While PACT participants earn their Master's degrees to become educators, they teach full-time in classrooms where they experience hands-on learning. Because being a new teacher and working with students has a number of challenges, our program provides an accessible network of people and resources to which students can turn for mentoring, information, and other support they need to be successful. I am fortunate to be one of these supports by teaching courses, visiting our teachers regularly in their schools to observe and give feedback, and partnering with their schools to help them support PACT teachers on site.

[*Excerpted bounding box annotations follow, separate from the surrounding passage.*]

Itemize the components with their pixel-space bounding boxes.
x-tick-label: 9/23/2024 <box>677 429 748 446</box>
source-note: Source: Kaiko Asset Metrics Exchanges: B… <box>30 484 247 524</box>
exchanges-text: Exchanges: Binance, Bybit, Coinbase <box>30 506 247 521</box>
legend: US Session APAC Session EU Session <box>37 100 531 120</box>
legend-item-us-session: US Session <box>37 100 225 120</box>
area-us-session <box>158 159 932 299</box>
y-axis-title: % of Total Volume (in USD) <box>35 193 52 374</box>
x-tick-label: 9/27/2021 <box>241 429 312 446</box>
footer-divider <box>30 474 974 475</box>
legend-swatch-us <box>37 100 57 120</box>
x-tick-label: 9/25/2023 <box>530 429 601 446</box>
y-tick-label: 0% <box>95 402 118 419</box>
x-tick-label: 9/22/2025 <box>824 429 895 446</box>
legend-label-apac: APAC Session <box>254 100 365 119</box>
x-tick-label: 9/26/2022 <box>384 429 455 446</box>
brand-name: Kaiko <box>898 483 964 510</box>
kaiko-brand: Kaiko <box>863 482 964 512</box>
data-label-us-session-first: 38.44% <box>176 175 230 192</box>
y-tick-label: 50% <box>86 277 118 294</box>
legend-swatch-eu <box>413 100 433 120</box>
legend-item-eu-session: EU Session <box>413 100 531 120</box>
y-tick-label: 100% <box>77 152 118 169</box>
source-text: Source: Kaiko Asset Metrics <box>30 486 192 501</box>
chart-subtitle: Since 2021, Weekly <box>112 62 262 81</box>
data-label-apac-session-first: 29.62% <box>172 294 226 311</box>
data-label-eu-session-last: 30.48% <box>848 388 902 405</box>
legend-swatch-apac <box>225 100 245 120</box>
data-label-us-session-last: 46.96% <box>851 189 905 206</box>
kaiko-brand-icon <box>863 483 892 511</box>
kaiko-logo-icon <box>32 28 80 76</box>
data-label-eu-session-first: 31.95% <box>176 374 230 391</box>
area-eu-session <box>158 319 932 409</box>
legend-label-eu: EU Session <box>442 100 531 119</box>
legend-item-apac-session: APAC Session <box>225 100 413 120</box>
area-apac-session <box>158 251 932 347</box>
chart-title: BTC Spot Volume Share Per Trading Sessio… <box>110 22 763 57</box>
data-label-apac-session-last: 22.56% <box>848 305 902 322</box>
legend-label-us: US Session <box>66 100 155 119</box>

PACT program participants teach classes in language arts, literature, history, biology, chemistry, physics, math, Spanish, religious studies, and other subjects at the middle and high school levels, as well as in elementary classrooms. The program is affiliated with several other U.S. Catholic colleges and universities as a member of the University Consortium for Catholic Education (UCCE).
We, as a program, do face challenges with funding. We receive the equivalent of a starting teacher's salary from the schools where we place PACT teachers, who in turn receive a stipend and low-cost housing through the program, as well as a Master’s degree from Providence College at no cost to them. We are forced to operate efficiently and effectively. But the program is working – our teachers have a high retention rate in education, and many of our participants stay on at the schools where they taught during PACT or at other Catholic schools.
It is a true privilege to work with such committed young people, as well as our partner schools and Providence College, to help our PACT teachers develop as professional educators to serve the children in our schools. As an employee of Providence College, and through them being able to receive retirement benefits and advice from TIAA, I am able to follow my call to prepare the next generation of teachers knowing that I have support, too.